In some cases, a utility may have clear definitions of its data ownership boundaries, however another issue often emerges.

“The systems landscape for utilities is, and has been, changing rapidly since the introduction of contestability in the late 90s and early 2000s. In the early stages of this change, there was often just one system (e.g the monolithic billing system). This system would also manage premise and meter data, but as the industry has changed, so too have the needs of this data by other parts of the system,” Mr Jenkins said.

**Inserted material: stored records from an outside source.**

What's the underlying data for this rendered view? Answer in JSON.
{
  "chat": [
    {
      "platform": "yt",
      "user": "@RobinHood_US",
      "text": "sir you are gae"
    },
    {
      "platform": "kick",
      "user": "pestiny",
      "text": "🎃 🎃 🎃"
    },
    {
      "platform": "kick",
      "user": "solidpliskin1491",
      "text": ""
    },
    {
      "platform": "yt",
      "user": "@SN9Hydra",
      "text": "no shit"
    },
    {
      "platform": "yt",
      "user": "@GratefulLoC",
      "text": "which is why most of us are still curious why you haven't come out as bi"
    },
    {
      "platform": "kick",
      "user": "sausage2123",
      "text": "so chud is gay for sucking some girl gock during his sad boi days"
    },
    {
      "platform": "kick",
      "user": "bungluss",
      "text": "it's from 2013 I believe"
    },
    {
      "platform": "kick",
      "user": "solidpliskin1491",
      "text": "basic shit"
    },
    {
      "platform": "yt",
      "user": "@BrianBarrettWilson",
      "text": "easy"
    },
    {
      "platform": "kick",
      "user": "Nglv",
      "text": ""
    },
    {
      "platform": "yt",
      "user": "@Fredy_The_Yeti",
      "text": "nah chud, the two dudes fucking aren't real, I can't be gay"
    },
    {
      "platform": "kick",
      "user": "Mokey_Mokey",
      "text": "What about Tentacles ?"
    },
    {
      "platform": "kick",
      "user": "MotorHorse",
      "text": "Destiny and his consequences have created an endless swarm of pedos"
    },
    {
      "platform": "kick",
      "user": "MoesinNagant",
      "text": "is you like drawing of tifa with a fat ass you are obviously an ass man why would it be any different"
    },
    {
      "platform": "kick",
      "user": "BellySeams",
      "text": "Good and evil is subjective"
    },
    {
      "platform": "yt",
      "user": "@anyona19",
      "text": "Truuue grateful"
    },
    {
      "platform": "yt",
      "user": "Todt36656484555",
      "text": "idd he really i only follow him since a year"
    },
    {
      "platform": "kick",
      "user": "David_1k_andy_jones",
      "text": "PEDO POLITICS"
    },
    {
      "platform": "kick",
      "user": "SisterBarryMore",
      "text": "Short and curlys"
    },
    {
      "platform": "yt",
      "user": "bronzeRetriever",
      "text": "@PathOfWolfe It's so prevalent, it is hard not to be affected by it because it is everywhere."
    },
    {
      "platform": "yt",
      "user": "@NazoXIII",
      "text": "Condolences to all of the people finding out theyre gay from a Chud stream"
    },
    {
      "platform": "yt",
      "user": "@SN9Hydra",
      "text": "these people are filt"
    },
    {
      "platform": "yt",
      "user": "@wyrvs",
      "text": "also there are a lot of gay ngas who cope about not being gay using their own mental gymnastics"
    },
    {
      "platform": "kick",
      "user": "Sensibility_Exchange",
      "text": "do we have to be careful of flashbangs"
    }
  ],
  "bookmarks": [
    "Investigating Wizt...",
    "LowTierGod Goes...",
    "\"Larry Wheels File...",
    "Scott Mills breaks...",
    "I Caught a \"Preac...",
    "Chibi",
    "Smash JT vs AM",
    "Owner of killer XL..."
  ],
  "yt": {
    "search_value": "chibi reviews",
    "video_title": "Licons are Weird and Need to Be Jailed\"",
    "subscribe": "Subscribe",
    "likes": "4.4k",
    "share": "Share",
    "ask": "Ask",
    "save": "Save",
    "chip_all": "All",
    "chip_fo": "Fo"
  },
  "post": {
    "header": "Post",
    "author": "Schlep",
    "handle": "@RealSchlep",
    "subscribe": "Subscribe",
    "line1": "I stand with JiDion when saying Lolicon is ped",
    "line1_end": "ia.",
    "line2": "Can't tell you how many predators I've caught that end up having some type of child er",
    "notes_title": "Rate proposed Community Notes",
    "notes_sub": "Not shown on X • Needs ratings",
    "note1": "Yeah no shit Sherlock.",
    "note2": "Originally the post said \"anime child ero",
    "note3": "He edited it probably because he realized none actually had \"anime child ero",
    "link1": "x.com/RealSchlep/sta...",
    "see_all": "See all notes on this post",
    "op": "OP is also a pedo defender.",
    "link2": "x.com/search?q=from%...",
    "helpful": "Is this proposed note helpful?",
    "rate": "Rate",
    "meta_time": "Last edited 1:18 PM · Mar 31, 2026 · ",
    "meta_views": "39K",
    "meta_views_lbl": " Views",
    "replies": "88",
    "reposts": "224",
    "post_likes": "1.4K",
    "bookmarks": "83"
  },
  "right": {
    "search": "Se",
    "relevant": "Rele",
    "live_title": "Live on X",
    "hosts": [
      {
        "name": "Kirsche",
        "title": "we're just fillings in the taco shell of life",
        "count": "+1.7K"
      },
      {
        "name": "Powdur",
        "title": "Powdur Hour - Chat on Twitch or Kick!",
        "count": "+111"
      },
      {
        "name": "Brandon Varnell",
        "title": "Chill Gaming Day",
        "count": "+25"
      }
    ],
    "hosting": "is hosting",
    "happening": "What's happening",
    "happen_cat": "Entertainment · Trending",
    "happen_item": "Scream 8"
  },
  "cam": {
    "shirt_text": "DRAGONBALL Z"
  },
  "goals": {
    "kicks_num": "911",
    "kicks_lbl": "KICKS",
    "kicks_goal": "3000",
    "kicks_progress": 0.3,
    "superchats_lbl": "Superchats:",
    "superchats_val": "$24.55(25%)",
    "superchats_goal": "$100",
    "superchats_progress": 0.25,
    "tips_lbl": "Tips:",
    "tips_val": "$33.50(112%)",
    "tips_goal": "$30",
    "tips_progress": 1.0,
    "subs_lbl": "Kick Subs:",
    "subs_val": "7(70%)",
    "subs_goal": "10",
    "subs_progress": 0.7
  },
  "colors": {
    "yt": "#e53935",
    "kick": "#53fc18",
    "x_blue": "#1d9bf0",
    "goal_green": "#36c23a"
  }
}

“By way of example, managing meter data has typically been the sole responsibility of the billing engine. This data, once loaded into the billing system is subjected to the rules of the billing engine – this could mean the data is rejected, adjusted or manipulated in order to allow the billing engine to complete its function.

“The use of meter data within a utility has changed significantly over the last decade however. Additional processes need this information – settlement processes, trading systems, analytics and NUOS charge reconciliation to name a few.

“The question now is ‘how do the rules applied by the billing engine affect these other system processes?’. If I’m adjusting meter data to satisfy a customer complaint on an estimate that is too high, do I still expect my settlement and NUOS reconciliation processes to be accurate? The short answer is no. The needs of these upstream processes are different to those of the billing system and so the default architecture of having the billing system act as the meter data repository needs to be revisited.”

Another common issue is when data consistency is not maintained across all systems, resulting in large, one-off data rectification projects which rarely deal with the source of the data drift and focus on uplifting the data quality at that point in time.

“A common example of this is keeping the billing system aligned with the standing data information within MSATS. It is a complex process to maintain 100 per cent accuracy, but, unfortunately, the failure to do so leads to issues such as operational efficiency, customer dissatisfaction and revenue impacts,” Mr Jenkins said.

“Brave offers standing data reconciliation software that ensures you can regularly identify the differences between your billing platform and MSATS early enough to avoid these negative outcomes.”

 

Preparing for huge data volumes

The introduction of smart meters has significantly increased the data storage and processing needs of market participants’ systems.

Modern IT infrastructure and its corresponding processing power are becoming even more essential in ensuring utilities can effectively manage their data.

“The move to on-demand scaling and processing that is provided by cloud providers such as AWS and Azure will, in Brave’s view, become core components of the future utility data management strategy,” Mr Jenkins said.

“Brave’s strategy is to ensure our products continue to meet and exceed the processing throughput of our largest customers and we are therefore currently porting our flagship product, the Bravo retail, metering services and distribution solutions, to the Azure Cloud in a Platform as a Service model.”